During installation, they told me that if I wanted to have my phone unlisted from some directories, I would have to pay extra, so I didn’t have my phone unlisted. So now it’s listed in some directories or phone books or something, I don’t know.
And now, less than a week after the installation, I already got not one, but two spam calls in a row from people who wanted to sell me a newspaper subscription or magazines or something. Ugh. I haven’t ever bought anything due to spam and I don’t think I will. I wish there was some way to et all those people know that we just live in completely different worlds. If you spam or call me without me permitting you to do so by some form of permission marketing, then this fact alone is enough for me to not do business with you. If you lower your price from $39.99 to just $19.95, that has no effect on my decision. It does not matter however nice you sound. Just don’t annoy me and we’re OK.
Having said that, I went to the local supermarket the other day and there was a nice young lady there who was doing some form of promotion and managed to persuade me to buy a sixpack of beer that was on sale, without me intending to originally buy it. Some might argue that this is also spam. But I was in the supermarket anyway so I was already looking for other things to buy, and it was a fun interruption in my day to talk with her. I sometimes also sample food and drinks in supermarkets, because I consider all these activities to be part of my regular supermarket experience and much less intrusive. Whereas phone spam is very intrusive, as it forces me to drop whatever stuff I may be doing and switch into a completely different mode, and it’s this loss of control that I’m most angry about. (Since I’m not using it, I could as well unplug my home phone… but this would be almost admitting that spam has won, and I’m not there yet.) And in supermarkets, if they start spamming you too much, you can just shop some place else, whereas switching a phone number is much more costly.

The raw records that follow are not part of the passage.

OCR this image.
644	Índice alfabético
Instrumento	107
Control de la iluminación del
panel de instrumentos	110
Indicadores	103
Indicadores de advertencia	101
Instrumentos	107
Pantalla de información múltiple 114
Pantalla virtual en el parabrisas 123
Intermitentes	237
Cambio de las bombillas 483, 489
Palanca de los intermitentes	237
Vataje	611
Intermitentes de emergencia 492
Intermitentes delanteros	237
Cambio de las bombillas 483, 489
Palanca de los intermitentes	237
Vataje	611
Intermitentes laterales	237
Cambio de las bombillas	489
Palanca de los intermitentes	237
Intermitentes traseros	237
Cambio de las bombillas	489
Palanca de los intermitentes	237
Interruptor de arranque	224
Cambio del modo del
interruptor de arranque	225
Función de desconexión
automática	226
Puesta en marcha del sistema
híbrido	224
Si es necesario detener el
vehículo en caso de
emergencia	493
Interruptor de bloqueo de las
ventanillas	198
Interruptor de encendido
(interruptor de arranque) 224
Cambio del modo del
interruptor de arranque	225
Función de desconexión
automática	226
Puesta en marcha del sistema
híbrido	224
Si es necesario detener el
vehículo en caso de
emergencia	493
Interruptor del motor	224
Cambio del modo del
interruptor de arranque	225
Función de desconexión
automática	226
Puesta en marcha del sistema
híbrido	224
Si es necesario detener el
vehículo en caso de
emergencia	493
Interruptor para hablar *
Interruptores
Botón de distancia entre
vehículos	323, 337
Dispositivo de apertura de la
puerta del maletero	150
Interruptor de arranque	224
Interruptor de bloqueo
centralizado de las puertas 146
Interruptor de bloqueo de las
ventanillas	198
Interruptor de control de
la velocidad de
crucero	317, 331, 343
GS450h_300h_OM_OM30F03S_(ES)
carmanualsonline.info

So back to phones… now I went and signed up both my mobile and home phone to the Do Not Call registry. I hope this stops the calls.
This takes me to another thought. I am worried about fraud through stolen credentials (also called “identity theft”). I am very careful about my financials and the only credit relation I want to have is with my bank. I don’t want people buying things in my name or opening cards or doing other stupid things that I would be responsible for. So, if there is something like a Do Not Call registry, then how come there isn’t something like Do Not Open Credit Lines Without My Physical Presence registry? Well, actually there are companies who sell you a service like that, but they face tough times from other players in the financial industry. Getting your credentials copied and clearing up the financial mess later is a much bigger deal for people than getting a few spam calls, so shouldn’t the US government step in here and do something similar to Do Not Call registry on their own?
And while we’re at it, there’s no such thing as identity theft, OK? Your identity can’t be stolen because you still have it. So we’re talking about fraud and impersonation. Again, if you don’t believe me, read the expert.